Jamaica Gleaner

Call for more COVID wards in St Thomas

- Shanna Monteith/Gleaner Writer

AS THE numbers of confirmed COVID-19 cases in St Thomas continue to spike, chairman of the Princess Margaret Hospital, Michael McLeod, has called for additional wards and at least one other facility to accommodat­e persons infected with the new coronaviru­s.

At 330 cases, St Thomas trails only Kingston and St Andrew and St Catherine as the parish with the most coronaviru­s infections. Jamaica has recorded, as at Thursday, 4,374 cases and 51 deaths.

McLeod, who has expressed confidence in the local health department getting a handle on the outbreak, wants Minister of Health & Wellness Dr Christophe­r Tufton to consider using the former Isaac Barrant Hospital, which is now a centre of excellence in the parish.

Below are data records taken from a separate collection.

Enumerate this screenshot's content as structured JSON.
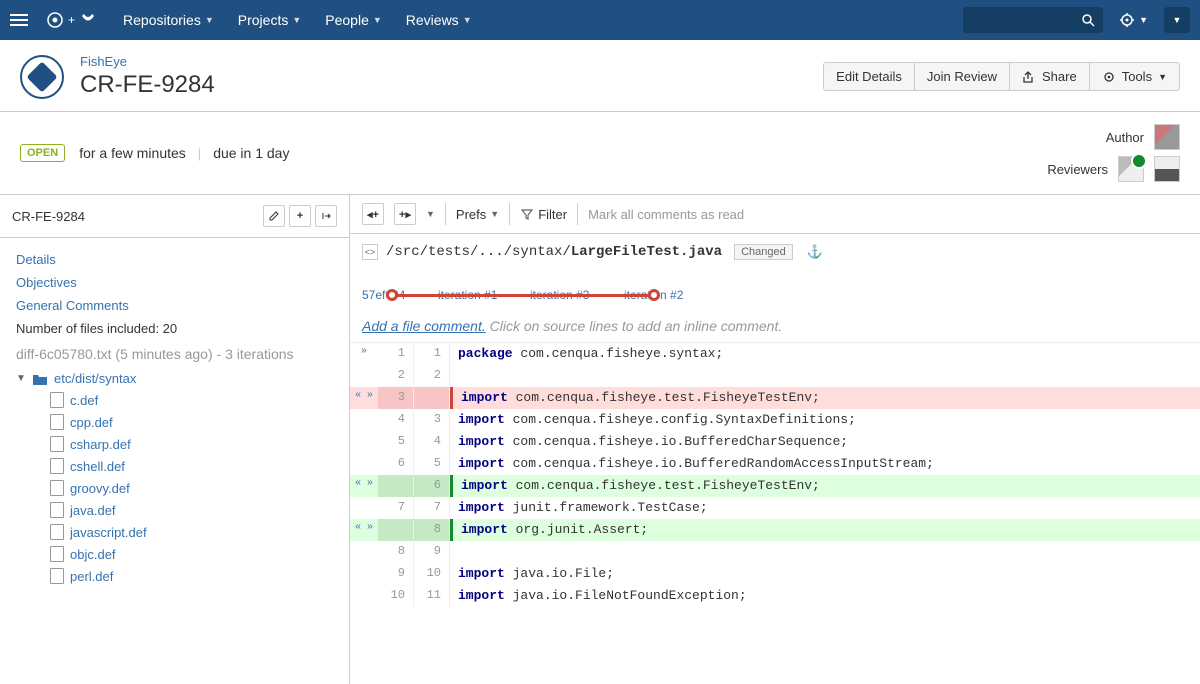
{
  "nav": {
    "items": [
      "Repositories",
      "Projects",
      "People",
      "Reviews"
    ]
  },
  "header": {
    "breadcrumb": "FishEye",
    "title": "CR-FE-9284",
    "actions": {
      "edit": "Edit Details",
      "join": "Join Review",
      "share": "Share",
      "tools": "Tools"
    }
  },
  "subheader": {
    "status": "OPEN",
    "age": "for a few minutes",
    "due": "due in 1 day",
    "author_label": "Author",
    "reviewers_label": "Reviewers"
  },
  "sidebar": {
    "key": "CR-FE-9284",
    "links": {
      "details": "Details",
      "objectives": "Objectives",
      "general": "General Comments"
    },
    "file_count_label": "Number of files included: 20",
    "diff_meta": "diff-6c05780.txt (5 minutes ago) - 3 iterations",
    "folder": "etc/dist/syntax",
    "files": [
      "c.def",
      "cpp.def",
      "csharp.def",
      "cshell.def",
      "groovy.def",
      "java.def",
      "javascript.def",
      "objc.def",
      "perl.def"
    ]
  },
  "toolbar": {
    "prefs": "Prefs",
    "filter": "Filter",
    "mark_read": "Mark all comments as read"
  },
  "file": {
    "path_prefix": "/src/tests/.../syntax/",
    "filename": "LargeFileTest.java",
    "changed_tag": "Changed"
  },
  "iterations": {
    "commit": "57ef004",
    "labels": [
      "iteration #1",
      "iteration #3",
      "iteration #2"
    ]
  },
  "comment_hint": {
    "add": "Add a file comment.",
    "rest": "Click on source lines to add an inline comment."
  },
  "diff": [
    {
      "type": "ctx",
      "ln_old": "1",
      "ln_new": "1",
      "expand": "»",
      "code": "package com.cenqua.fisheye.syntax;",
      "kw": "package"
    },
    {
      "type": "ctx",
      "ln_old": "2",
      "ln_new": "2",
      "expand": "",
      "code": "",
      "kw": ""
    },
    {
      "type": "removed",
      "ln_old": "3",
      "ln_new": "",
      "expand": "« »",
      "code": "import com.cenqua.fisheye.test.FisheyeTestEnv;",
      "kw": "import"
    },
    {
      "type": "ctx",
      "ln_old": "4",
      "ln_new": "3",
      "expand": "",
      "code": "import com.cenqua.fisheye.config.SyntaxDefinitions;",
      "kw": "import"
    },
    {
      "type": "ctx",
      "ln_old": "5",
      "ln_new": "4",
      "expand": "",
      "code": "import com.cenqua.fisheye.io.BufferedCharSequence;",
      "kw": "import"
    },
    {
      "type": "ctx",
      "ln_old": "6",
      "ln_new": "5",
      "expand": "",
      "code": "import com.cenqua.fisheye.io.BufferedRandomAccessInputStream;",
      "kw": "import"
    },
    {
      "type": "added",
      "ln_old": "",
      "ln_new": "6",
      "expand": "« »",
      "code": "import com.cenqua.fisheye.test.FisheyeTestEnv;",
      "kw": "import"
    },
    {
      "type": "ctx",
      "ln_old": "7",
      "ln_new": "7",
      "expand": "",
      "code": "import junit.framework.TestCase;",
      "kw": "import"
    },
    {
      "type": "added",
      "ln_old": "",
      "ln_new": "8",
      "expand": "« »",
      "code": "import org.junit.Assert;",
      "kw": "import"
    },
    {
      "type": "ctx",
      "ln_old": "8",
      "ln_new": "9",
      "expand": "",
      "code": "",
      "kw": ""
    },
    {
      "type": "ctx",
      "ln_old": "9",
      "ln_new": "10",
      "expand": "",
      "code": "import java.io.File;",
      "kw": "import"
    },
    {
      "type": "ctx",
      "ln_old": "10",
      "ln_new": "11",
      "expand": "",
      "code": "import java.io.FileNotFoundException;",
      "kw": "import"
    }
  ]
}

“I believe we can have some 30 rooms renovated there and brought up to standard to act as additional wards,” McLeod told The Gleaner on Thursday.

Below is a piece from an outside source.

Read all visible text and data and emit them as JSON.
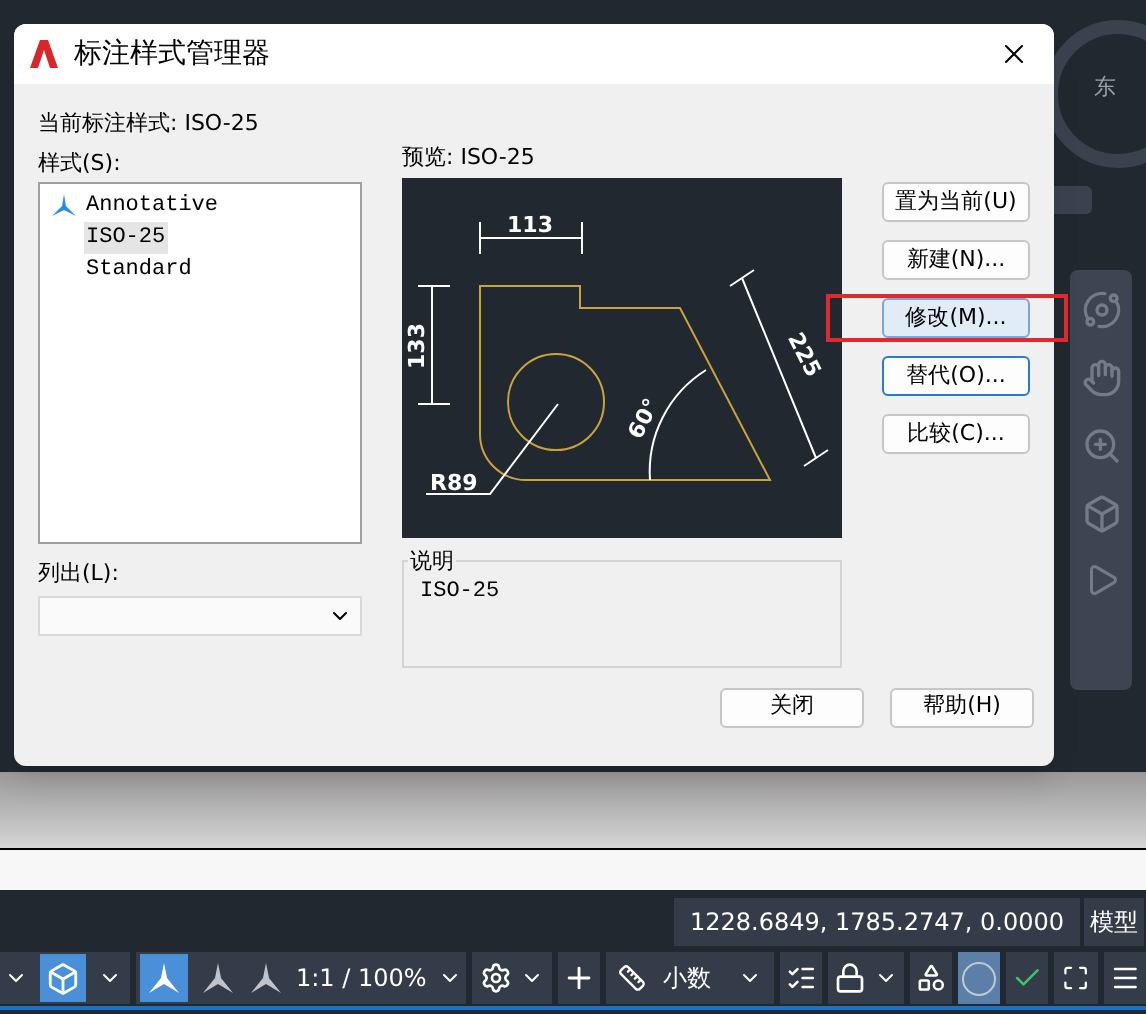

The eastern Jamaica parish currently houses COVID patients at Princess Margaret and the Three-Finger Jack Hotel.

The hospital chairman disclosed that those who had been in isolation from five communitie­s that were quarantine­d in August have returned home.

Up to Wednesday, four coronaviru­s patients were admitted to Princess Margaret, seven at Three-Finger Jack, while 18 others were in home isolation.

While conceding that the initial scare that crippled healthcare workers at the onset of the virus has subsided, a healthcare employee at Princess Margaret said that she was now more composed.

“I’m coping okay now. Initially, it was a bit more stressing because of not having enough understand­ing about the virus as it was new to the entire world,” said the healthcare worker, who requested that her name not be published because she was not authorised to speak to the press.

“My main problem is that I don’t get to be around my family as often as I’d want to because there are times that I have to send away my child to be with the grandmothe­r, where it is safer and where there are less interactio­ns with the outside world.”